The Roland VP-330 is a paraphonic ten-band combined digital/analog vocoder and string machine manufactured by Roland Corporation from 1979 to 1980. While there are several string machines and vocoders, a single device combining the two is rare, despite the advantage of paraphonic vocoding, and the VP-330's synthetic choir sounds are unique. Despite the VP-330's electronic string and choir sounds being less realistic than those of the tape-based Mellotron, touring musicians used it as a lighter and more robust alternative.
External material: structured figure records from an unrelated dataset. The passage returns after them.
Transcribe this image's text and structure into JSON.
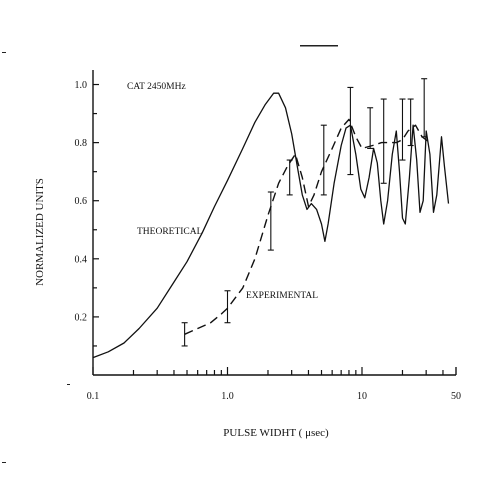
{
  "chart_data": {
    "type": "line",
    "title": "",
    "annotation": "CAT 2450MHz",
    "xlabel": "PULSE WIDHT ( μsec)",
    "ylabel": "NORMALIZED UNITS",
    "x_scale": "log",
    "xlim": [
      0.1,
      50
    ],
    "ylim": [
      0,
      1.05
    ],
    "x_tick_labels": [
      "0.1",
      "1.0",
      "10",
      "50"
    ],
    "y_tick_labels": [
      "0.2",
      "0.4",
      "0.6",
      "0.8",
      "1.0"
    ],
    "grid": false,
    "series": [
      {
        "name": "THEORETICAL",
        "style": "solid",
        "points": [
          [
            0.1,
            0.06
          ],
          [
            0.13,
            0.08
          ],
          [
            0.17,
            0.11
          ],
          [
            0.22,
            0.16
          ],
          [
            0.3,
            0.23
          ],
          [
            0.4,
            0.32
          ],
          [
            0.5,
            0.39
          ],
          [
            0.65,
            0.49
          ],
          [
            0.8,
            0.58
          ],
          [
            1.0,
            0.67
          ],
          [
            1.3,
            0.78
          ],
          [
            1.6,
            0.87
          ],
          [
            1.9,
            0.93
          ],
          [
            2.2,
            0.97
          ],
          [
            2.4,
            0.97
          ],
          [
            2.7,
            0.92
          ],
          [
            3.0,
            0.83
          ],
          [
            3.3,
            0.72
          ],
          [
            3.6,
            0.62
          ],
          [
            3.9,
            0.57
          ],
          [
            4.2,
            0.59
          ],
          [
            4.6,
            0.57
          ],
          [
            5.0,
            0.52
          ],
          [
            5.3,
            0.46
          ],
          [
            5.6,
            0.52
          ],
          [
            6.2,
            0.66
          ],
          [
            7.0,
            0.79
          ],
          [
            7.6,
            0.85
          ],
          [
            8.2,
            0.86
          ],
          [
            9.0,
            0.76
          ],
          [
            9.8,
            0.64
          ],
          [
            10.5,
            0.61
          ],
          [
            11.3,
            0.68
          ],
          [
            12.2,
            0.78
          ],
          [
            13.0,
            0.73
          ],
          [
            13.8,
            0.6
          ],
          [
            14.5,
            0.52
          ],
          [
            15.5,
            0.6
          ],
          [
            16.8,
            0.76
          ],
          [
            18.0,
            0.84
          ],
          [
            19.0,
            0.7
          ],
          [
            20.0,
            0.54
          ],
          [
            21.0,
            0.52
          ],
          [
            22.5,
            0.68
          ],
          [
            24.0,
            0.86
          ],
          [
            25.5,
            0.74
          ],
          [
            27.0,
            0.56
          ],
          [
            28.5,
            0.6
          ],
          [
            30.0,
            0.84
          ],
          [
            32.0,
            0.76
          ],
          [
            34.0,
            0.56
          ],
          [
            36.0,
            0.62
          ],
          [
            39.0,
            0.82
          ],
          [
            41.0,
            0.72
          ],
          [
            44.0,
            0.59
          ]
        ]
      },
      {
        "name": "EXPERIMENTAL",
        "style": "dashed",
        "points": [
          [
            0.48,
            0.14
          ],
          [
            0.6,
            0.16
          ],
          [
            0.75,
            0.18
          ],
          [
            0.9,
            0.21
          ],
          [
            1.0,
            0.23
          ],
          [
            1.3,
            0.3
          ],
          [
            1.6,
            0.4
          ],
          [
            2.0,
            0.55
          ],
          [
            2.4,
            0.66
          ],
          [
            2.8,
            0.72
          ],
          [
            3.2,
            0.76
          ],
          [
            3.6,
            0.68
          ],
          [
            4.0,
            0.58
          ],
          [
            4.4,
            0.62
          ],
          [
            5.0,
            0.7
          ],
          [
            6.0,
            0.78
          ],
          [
            7.0,
            0.85
          ],
          [
            8.0,
            0.88
          ],
          [
            9.0,
            0.82
          ],
          [
            10.0,
            0.78
          ],
          [
            12.0,
            0.79
          ],
          [
            14.0,
            0.8
          ],
          [
            16.0,
            0.8
          ],
          [
            18.0,
            0.8
          ],
          [
            20.0,
            0.81
          ],
          [
            22.0,
            0.84
          ],
          [
            25.0,
            0.86
          ],
          [
            28.0,
            0.82
          ],
          [
            32.0,
            0.8
          ]
        ],
        "error_bars": [
          {
            "x": 0.48,
            "low": 0.1,
            "high": 0.18
          },
          {
            "x": 1.0,
            "low": 0.18,
            "high": 0.29
          },
          {
            "x": 2.1,
            "low": 0.43,
            "high": 0.63
          },
          {
            "x": 2.9,
            "low": 0.62,
            "high": 0.74
          },
          {
            "x": 5.2,
            "low": 0.62,
            "high": 0.86
          },
          {
            "x": 8.2,
            "low": 0.69,
            "high": 0.99
          },
          {
            "x": 11.5,
            "low": 0.78,
            "high": 0.92
          },
          {
            "x": 14.5,
            "low": 0.66,
            "high": 0.95
          },
          {
            "x": 20.0,
            "low": 0.74,
            "high": 0.95
          },
          {
            "x": 23.0,
            "low": 0.79,
            "high": 0.95
          },
          {
            "x": 29.0,
            "low": 0.82,
            "high": 1.02
          }
        ]
      }
    ]
  }
}
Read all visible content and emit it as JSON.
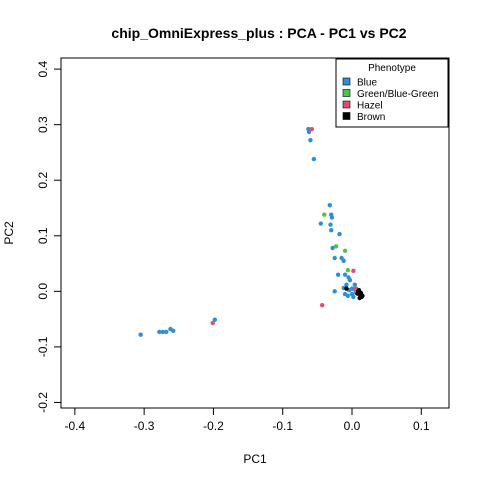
{
  "chart_data": {
    "type": "scatter",
    "title": "chip_OmniExpress_plus : PCA - PC1 vs PC2",
    "xlabel": "PC1",
    "ylabel": "PC2",
    "xlim": [
      -0.42,
      0.14
    ],
    "ylim": [
      -0.21,
      0.42
    ],
    "x_ticks": [
      -0.4,
      -0.3,
      -0.2,
      -0.1,
      0.0,
      0.1
    ],
    "x_tick_labels": [
      "-0.4",
      "-0.3",
      "-0.2",
      "-0.1",
      "0.0",
      "0.1"
    ],
    "y_ticks": [
      -0.2,
      -0.1,
      0.0,
      0.1,
      0.2,
      0.3,
      0.4
    ],
    "y_tick_labels": [
      "-0.2",
      "-0.1",
      "0.0",
      "0.1",
      "0.2",
      "0.3",
      "0.4"
    ],
    "grid": false,
    "legend": {
      "title": "Phenotype",
      "position": "top-right",
      "entries": [
        "Blue",
        "Green/Blue-Green",
        "Hazel",
        "Brown"
      ]
    },
    "series": [
      {
        "name": "Blue",
        "color": "#2e8fd6",
        "points": [
          [
            -0.305,
            -0.078
          ],
          [
            -0.278,
            -0.073
          ],
          [
            -0.273,
            -0.073
          ],
          [
            -0.268,
            -0.073
          ],
          [
            -0.262,
            -0.068
          ],
          [
            -0.258,
            -0.071
          ],
          [
            -0.198,
            -0.051
          ],
          [
            -0.063,
            0.292
          ],
          [
            -0.062,
            0.287
          ],
          [
            -0.06,
            0.272
          ],
          [
            -0.055,
            0.238
          ],
          [
            -0.045,
            0.122
          ],
          [
            -0.032,
            0.155
          ],
          [
            -0.03,
            0.138
          ],
          [
            -0.029,
            0.133
          ],
          [
            -0.031,
            0.12
          ],
          [
            -0.03,
            0.11
          ],
          [
            -0.028,
            0.078
          ],
          [
            -0.025,
            0.06
          ],
          [
            -0.018,
            0.103
          ],
          [
            -0.015,
            0.06
          ],
          [
            -0.012,
            0.055
          ],
          [
            -0.01,
            0.03
          ],
          [
            -0.008,
            0.012
          ],
          [
            -0.02,
            0.03
          ],
          [
            -0.025,
            0.0
          ],
          [
            -0.01,
            -0.005
          ],
          [
            -0.005,
            0.025
          ],
          [
            -0.003,
            0.02
          ],
          [
            0.0,
            0.005
          ],
          [
            0.002,
            -0.01
          ],
          [
            0.004,
            0.012
          ],
          [
            0.006,
            -0.003
          ],
          [
            -0.004,
            0.002
          ],
          [
            0.0,
            -0.005
          ],
          [
            -0.012,
            0.006
          ],
          [
            -0.006,
            -0.008
          ],
          [
            0.003,
            0.004
          ]
        ]
      },
      {
        "name": "Green/Blue-Green",
        "color": "#4ec24e",
        "points": [
          [
            -0.04,
            0.138
          ],
          [
            -0.023,
            0.081
          ],
          [
            -0.01,
            0.073
          ],
          [
            -0.006,
            0.038
          ]
        ]
      },
      {
        "name": "Hazel",
        "color": "#e0506e",
        "points": [
          [
            -0.201,
            -0.057
          ],
          [
            -0.058,
            0.292
          ],
          [
            -0.043,
            -0.025
          ],
          [
            0.002,
            0.037
          ],
          [
            0.005,
            0.002
          ],
          [
            0.012,
            -0.008
          ],
          [
            0.01,
            -0.002
          ],
          [
            0.006,
            0.005
          ]
        ]
      },
      {
        "name": "Brown",
        "color": "#000000",
        "points": [
          [
            -0.008,
            0.005
          ],
          [
            0.01,
            0.002
          ],
          [
            0.012,
            -0.006
          ],
          [
            0.014,
            -0.01
          ],
          [
            0.008,
            -0.004
          ],
          [
            0.011,
            -0.012
          ],
          [
            0.015,
            -0.008
          ],
          [
            0.009,
            0.0
          ],
          [
            0.013,
            -0.003
          ]
        ]
      }
    ]
  }
}
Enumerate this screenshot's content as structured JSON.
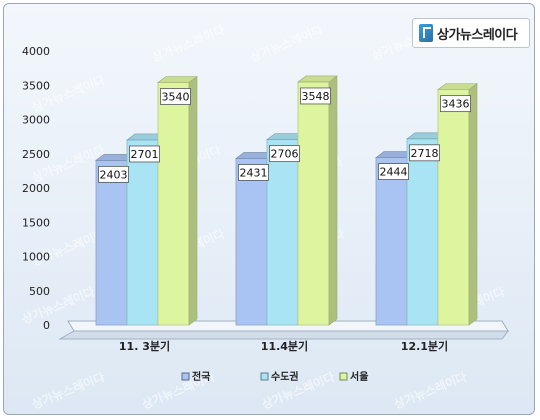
{
  "logo": {
    "text": "상가뉴스레이다"
  },
  "watermark": {
    "text": "상가뉴스레이다"
  },
  "chart_data": {
    "type": "bar",
    "categories": [
      "11. 3분기",
      "11.4분기",
      "12.1분기"
    ],
    "series": [
      {
        "name": "전국",
        "values": [
          2403,
          2431,
          2444
        ],
        "color": "#a9c4f2"
      },
      {
        "name": "수도권",
        "values": [
          2701,
          2706,
          2718
        ],
        "color": "#a9e4f4"
      },
      {
        "name": "서울",
        "values": [
          3540,
          3548,
          3436
        ],
        "color": "#def5a0"
      }
    ],
    "yticks": [
      0,
      500,
      1000,
      1500,
      2000,
      2500,
      3000,
      3500,
      4000
    ],
    "ylim": [
      0,
      4000
    ],
    "legend_position": "bottom",
    "grid": false,
    "bar_style": "3d"
  }
}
The Roland SVC-350 is a similar vocoder in rack-mount form designed to accept external inputs.

==Architecture==

In addition to vocoding and generating string sounds, the VP-330 can also play four different choir sounds, each of which uses four bandpass filters, shared from the same pool of seven total. Like Roland's other string machines of the era, such as the RS-202, it features a BBD-based ensemble effect that thickens the strings, and optionally the choirs and vocoder.

==Notable users==

- 10cc
- Laurie Anderson (on O Superman)
- BT
- Michael Boddicker (on Michael Jackson's P.Y.T. (Pretty Young Thing))
- A Certain Ratio
- Vince Clarke
- Phil Collins
- Stevie Wonder
- John Foxx
- Greg Hawkes (of The Cars)
- Tony Mansfield
- Mike Oldfield
- Queen
- Isao Tomita
- Underworld
- Vangelis (including on the Chariots of Fire and Blade Runner soundtracks)
- Yellow Magic Orchestra
- Minoru Mukaiya from Casiopea
- Koz (on Levitating)

==Legacy==

In 2016, Roland made a digital recreation of the VP-330, named the VP-03, as part of their Boutique range. In 2019, Behringer released their own VP-330 clone, the VC340.